A couple of years ago my family and I went antique shopping in a little town nearby.  My husband said we were only window shopping.  I came home with 4 deliciously banged up old windows!  Not exactly what he had in mind but…hey!  I knew immediately where to put 3 of the windows in my home, but the fourth, a large picture glass window, sat unloved in a corner of my bedroom for a long time…until I saw this beautiful Ethan Allen American flag.
Beautiful, isn’t it?  It’s also $999.00.  I realized I could create a similar flag with my window for much less…in fact, the total cost for this project?  $40.00! 
 
To make this flag you will need:

1. A large, old rectangular window (alternatively you could do this project on a large, rectangular picture frame)

2. Acrylic paint  (a red, an off white, and two shades of blue), paint brushes, and a circular sponge
3. Vintage-look scrapbook paper and enough blue cardstock to cover the back of the star field.
4. Mod Podge
5. Painter’s tape
6. Something to create a star template:  A paper punch/cardstock, a stencil, a die cutting machine—whatever you have on hand.
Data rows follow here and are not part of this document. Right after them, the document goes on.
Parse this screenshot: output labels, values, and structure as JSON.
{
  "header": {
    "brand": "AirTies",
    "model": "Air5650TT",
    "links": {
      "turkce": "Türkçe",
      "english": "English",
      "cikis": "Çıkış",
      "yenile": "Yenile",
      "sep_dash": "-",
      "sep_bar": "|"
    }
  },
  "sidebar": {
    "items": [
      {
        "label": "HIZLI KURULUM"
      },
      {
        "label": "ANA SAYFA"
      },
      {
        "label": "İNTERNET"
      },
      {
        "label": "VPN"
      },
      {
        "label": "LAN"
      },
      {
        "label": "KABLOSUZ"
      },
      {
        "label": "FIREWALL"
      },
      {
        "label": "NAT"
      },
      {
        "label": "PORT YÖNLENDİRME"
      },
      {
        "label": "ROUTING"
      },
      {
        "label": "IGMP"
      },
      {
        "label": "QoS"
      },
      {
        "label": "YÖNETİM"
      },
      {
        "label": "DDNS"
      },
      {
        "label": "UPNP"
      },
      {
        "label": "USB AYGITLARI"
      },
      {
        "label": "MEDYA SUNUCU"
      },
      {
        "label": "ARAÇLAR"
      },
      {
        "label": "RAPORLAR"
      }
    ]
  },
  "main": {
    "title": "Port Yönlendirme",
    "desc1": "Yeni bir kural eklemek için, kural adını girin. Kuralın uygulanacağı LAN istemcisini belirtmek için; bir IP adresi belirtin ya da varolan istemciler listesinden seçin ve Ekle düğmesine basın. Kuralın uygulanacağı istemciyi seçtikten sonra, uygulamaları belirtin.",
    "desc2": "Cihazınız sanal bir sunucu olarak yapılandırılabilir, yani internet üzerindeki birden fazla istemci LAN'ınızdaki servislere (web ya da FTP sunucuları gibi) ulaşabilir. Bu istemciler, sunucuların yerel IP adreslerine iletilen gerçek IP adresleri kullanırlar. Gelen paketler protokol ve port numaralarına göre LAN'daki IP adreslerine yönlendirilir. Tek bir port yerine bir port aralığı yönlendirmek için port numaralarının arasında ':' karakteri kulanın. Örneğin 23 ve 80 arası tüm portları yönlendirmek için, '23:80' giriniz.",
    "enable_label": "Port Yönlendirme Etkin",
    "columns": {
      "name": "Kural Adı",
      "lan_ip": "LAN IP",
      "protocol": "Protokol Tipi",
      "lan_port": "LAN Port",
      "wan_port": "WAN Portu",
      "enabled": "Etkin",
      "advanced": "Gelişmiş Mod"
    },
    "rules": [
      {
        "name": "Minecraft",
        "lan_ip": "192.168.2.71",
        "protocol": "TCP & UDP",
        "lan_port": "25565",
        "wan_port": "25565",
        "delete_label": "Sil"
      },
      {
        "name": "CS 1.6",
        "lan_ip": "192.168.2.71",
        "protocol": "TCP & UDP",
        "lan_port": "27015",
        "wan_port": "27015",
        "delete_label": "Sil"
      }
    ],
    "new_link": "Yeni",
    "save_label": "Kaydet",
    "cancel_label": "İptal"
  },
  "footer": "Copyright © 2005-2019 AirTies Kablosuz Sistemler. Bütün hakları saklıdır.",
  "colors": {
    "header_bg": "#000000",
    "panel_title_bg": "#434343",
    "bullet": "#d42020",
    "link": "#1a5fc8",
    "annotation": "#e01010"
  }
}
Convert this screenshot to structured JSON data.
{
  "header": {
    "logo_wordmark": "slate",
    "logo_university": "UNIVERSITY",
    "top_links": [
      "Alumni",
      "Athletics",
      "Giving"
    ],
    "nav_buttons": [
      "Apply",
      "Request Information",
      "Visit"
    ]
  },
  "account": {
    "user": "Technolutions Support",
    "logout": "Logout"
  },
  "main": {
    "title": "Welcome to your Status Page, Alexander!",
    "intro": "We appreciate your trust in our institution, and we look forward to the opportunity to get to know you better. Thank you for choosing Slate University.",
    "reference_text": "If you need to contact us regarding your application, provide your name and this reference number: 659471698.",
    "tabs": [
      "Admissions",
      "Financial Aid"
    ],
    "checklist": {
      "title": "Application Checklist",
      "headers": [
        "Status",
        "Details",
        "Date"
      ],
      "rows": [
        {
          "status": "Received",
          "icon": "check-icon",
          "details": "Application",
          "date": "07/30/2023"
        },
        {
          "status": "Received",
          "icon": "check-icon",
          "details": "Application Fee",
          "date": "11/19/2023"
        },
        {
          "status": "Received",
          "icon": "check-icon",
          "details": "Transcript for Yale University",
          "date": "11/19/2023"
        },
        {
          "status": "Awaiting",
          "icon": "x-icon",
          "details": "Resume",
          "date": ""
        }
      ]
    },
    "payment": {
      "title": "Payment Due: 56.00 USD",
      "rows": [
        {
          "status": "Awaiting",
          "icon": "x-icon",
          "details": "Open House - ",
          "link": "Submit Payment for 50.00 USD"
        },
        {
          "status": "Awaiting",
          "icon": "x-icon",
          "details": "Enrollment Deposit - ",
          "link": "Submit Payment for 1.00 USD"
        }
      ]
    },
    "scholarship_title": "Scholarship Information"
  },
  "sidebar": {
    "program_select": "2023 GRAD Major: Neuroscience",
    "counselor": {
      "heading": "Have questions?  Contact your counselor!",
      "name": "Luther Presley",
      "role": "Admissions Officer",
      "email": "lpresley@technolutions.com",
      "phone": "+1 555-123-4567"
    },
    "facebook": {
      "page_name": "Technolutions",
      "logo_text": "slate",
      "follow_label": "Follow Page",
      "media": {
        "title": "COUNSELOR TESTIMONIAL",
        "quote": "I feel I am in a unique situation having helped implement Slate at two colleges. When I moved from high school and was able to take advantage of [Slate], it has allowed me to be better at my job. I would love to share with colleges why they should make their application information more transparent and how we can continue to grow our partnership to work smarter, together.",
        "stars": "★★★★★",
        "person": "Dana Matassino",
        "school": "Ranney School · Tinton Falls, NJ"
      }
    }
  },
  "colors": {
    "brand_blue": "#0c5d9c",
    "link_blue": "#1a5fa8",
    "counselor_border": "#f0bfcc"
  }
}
Give the window glass a good cleaning and gather your supplies.  Sit a teenager next to the window and try to focus while they ask you 20,000 questions about the project:

You will be working on the “wrong” or underside of the glass, so lay the window face down on your table.  Tape off the blue/stars section of the flag with painter’s tape.  Due to the length to width ratio of this window, it actually worked best to eyeball the size of the blue rectangle first and then measure out the stripes afterward.  Once you’ve taped off the blue rectangle, cut or punch out a bunch of stars and lay them in a pattern on the window as shown.  Do not adhere them to the window—they are simply a helpful reference point for the next step:

Make your own star templates by using the negative space leftover from the stars you previously cut/punched out.  Position the template over each star you placed on your window, remove the star and sponge off white paint through the template as shown:

Once the stars dry, load up a circular sponge with a dark blue paint color of your choice and sponge a circle over the top of each star until your star field looks something like this:

Finish the star field by painting over the circles with a lighter blue paint.
Tape off the stripes and paint a red of your choice. Once the red stripes are dry, pull up the tape and carefully paint an off white in between each stripe. I didn’t do this, but if you want your flag to be really antique looking, add a touch of brown paint to your brush as you paint each stripe. Get two lovely, enthusiastic teenage assistants to help with this.  (They really were enthusiastic.  They’re just really concentrating here):

Look closely at the stripes in this photo.  You’ll see that the paint does not cover the glass evenly.  There are multiple streaks, brush strokes, etc. in the paint and because we only put on one coat, it’s pretty translucent.  We want it to look that way: In fact, you can scratch a bit of paint off with your fingernail or a popsicle stick if you’d like. 

Gather your vintage look scrapbook paper.  If you’re like me, pull a bunch of it from your stash that’s been sitting unused for…ahem…a long time.  We went with papers that looked like old newspaper, letters, and music sheets.

Continuing to work on the underside of the window, cut up the paper and lay it out so that it covers the flag.

Once you’ve got the paper arranged the way you like it, coat the printed side of each piece with Mod Podge and adhere it to the back of the window on top of the painted stripes. Coat the blue cardstock with Mod Podge and adhere it on top of the star field. 

Coat the entire back of the window with Mod Podge to seal it.  Allow to dry.  Here’s a close-up so you can see how the paper shows through:

I have an Americana wall in my kitchen, so this flag is always on display, but it makes great 4th of July décor as well.  If you have teenagers around, include them in this project—we had a great time working on this together!